Un convento la preside y le da nombre, unas palmeras la elevan, una fuente la identifica y un monumento al insigne Colón le pone nota de cualidad y orgullo. Discurre por esta plaza toda la vida de Huelva, de todos sus asuntos conoce y a todas sus caras atiende e identifica; la calidez y la luz dominan gratamente la estancia y el agua ofrece una sinfonía útil que se adhiere a la idea de agrado de los innumerables viandantes que a diario la gozan.
Es suficiente para ayudar al acomodo de los onubenses y para escuchar, al ritmo de las palabras, el trasiego amable de todos los pormenores del transcurrir de la vida sin que apenas se moleste el vuelo de las palomas y sin que se pierda una nota del pentagrama del templete ni se evada un sueño de aquellos que la ciudad tiene pendientes en su lista de solicitudes.

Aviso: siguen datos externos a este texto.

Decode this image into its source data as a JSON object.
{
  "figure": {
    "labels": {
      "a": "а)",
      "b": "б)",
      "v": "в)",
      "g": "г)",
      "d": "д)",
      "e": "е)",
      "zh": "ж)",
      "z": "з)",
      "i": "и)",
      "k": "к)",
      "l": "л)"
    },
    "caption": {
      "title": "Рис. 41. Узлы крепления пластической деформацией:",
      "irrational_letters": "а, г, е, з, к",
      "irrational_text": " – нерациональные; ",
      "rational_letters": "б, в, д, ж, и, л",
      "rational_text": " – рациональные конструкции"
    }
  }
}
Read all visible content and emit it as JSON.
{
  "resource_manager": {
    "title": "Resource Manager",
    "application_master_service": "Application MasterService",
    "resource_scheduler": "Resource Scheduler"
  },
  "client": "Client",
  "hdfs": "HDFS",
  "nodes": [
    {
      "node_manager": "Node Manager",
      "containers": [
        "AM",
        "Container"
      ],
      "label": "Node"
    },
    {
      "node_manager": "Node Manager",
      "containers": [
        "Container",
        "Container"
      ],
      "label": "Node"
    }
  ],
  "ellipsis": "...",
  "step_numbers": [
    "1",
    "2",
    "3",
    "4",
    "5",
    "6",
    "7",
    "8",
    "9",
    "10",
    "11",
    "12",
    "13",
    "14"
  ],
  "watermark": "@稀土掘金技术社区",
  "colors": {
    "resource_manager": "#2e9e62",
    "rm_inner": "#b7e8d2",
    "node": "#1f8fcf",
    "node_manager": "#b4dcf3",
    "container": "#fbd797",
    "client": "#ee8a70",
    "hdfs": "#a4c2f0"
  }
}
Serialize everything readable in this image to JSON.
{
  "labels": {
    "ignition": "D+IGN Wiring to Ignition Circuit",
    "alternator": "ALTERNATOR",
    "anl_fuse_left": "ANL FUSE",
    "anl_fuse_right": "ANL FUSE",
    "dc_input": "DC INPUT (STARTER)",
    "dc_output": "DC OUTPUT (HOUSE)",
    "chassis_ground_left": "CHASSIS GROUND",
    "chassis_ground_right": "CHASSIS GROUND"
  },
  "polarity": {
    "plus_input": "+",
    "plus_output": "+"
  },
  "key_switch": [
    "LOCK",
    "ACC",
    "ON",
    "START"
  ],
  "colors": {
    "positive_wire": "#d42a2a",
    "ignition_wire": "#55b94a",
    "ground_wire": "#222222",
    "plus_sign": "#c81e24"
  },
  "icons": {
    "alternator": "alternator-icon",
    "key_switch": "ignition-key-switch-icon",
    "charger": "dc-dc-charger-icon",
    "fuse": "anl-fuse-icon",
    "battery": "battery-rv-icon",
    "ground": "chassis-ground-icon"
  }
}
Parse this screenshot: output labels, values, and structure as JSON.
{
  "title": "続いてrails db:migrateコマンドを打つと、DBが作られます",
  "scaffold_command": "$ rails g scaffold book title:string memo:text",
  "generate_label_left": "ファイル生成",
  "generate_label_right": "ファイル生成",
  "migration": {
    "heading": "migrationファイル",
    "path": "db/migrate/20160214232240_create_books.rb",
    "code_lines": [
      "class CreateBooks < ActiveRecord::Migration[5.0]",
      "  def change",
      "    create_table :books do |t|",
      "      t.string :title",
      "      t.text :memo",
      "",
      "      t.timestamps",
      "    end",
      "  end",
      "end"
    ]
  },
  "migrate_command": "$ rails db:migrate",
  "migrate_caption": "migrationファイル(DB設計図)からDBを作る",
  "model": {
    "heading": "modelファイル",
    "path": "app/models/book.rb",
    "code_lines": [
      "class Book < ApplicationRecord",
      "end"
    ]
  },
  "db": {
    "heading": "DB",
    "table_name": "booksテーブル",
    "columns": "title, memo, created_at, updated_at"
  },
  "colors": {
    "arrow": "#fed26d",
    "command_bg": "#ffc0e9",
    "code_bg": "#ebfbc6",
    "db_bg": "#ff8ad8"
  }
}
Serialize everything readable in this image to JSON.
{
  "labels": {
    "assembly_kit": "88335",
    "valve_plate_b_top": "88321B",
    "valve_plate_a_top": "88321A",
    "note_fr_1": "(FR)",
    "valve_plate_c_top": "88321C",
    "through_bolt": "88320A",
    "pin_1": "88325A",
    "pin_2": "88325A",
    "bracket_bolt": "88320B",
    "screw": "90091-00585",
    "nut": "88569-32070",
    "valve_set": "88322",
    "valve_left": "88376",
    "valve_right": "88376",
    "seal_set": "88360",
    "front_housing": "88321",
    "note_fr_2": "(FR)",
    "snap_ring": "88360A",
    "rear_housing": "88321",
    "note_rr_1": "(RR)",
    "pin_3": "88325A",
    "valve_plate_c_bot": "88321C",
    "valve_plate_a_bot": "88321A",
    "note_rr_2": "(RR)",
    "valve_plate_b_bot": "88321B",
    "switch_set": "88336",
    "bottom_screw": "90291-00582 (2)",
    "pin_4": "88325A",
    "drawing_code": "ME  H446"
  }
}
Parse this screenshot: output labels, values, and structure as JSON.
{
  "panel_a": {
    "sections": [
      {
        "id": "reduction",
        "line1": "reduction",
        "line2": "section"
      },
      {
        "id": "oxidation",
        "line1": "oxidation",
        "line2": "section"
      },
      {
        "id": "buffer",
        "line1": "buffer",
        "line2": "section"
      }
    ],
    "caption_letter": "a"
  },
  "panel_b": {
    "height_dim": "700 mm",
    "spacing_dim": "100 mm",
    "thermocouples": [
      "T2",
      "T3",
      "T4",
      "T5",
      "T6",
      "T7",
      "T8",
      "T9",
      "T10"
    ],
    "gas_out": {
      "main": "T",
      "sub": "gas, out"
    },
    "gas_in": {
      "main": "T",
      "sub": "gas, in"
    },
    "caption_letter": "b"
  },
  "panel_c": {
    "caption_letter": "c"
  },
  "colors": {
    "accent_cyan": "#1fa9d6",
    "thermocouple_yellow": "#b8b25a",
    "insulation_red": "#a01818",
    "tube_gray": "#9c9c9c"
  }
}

La olvidada sede del Banco de España, que pronto será cultura, la belleza del antiguo Hotel París, los recodos de la antesala de la Gran Vía, la avenida recta hasta su final con El Punto, los edificios antiguos y modernos que la componen y sobre todo la cadencia de la Plaza de las Monjas la convierten en mentidero vivo de una población que respira y se mueve y anhela y lucha y ama; una ciudad con espejos en la mirada y prisas en los zapatos, capaz de todo o de nada pero abierta y funcional hasta la más mínima acción de verdad y compromiso. La Plaza de las Monjas es un hervidero de sentimientos ganados y es también la página más noble y escrita de la historia de la vieja Onuba.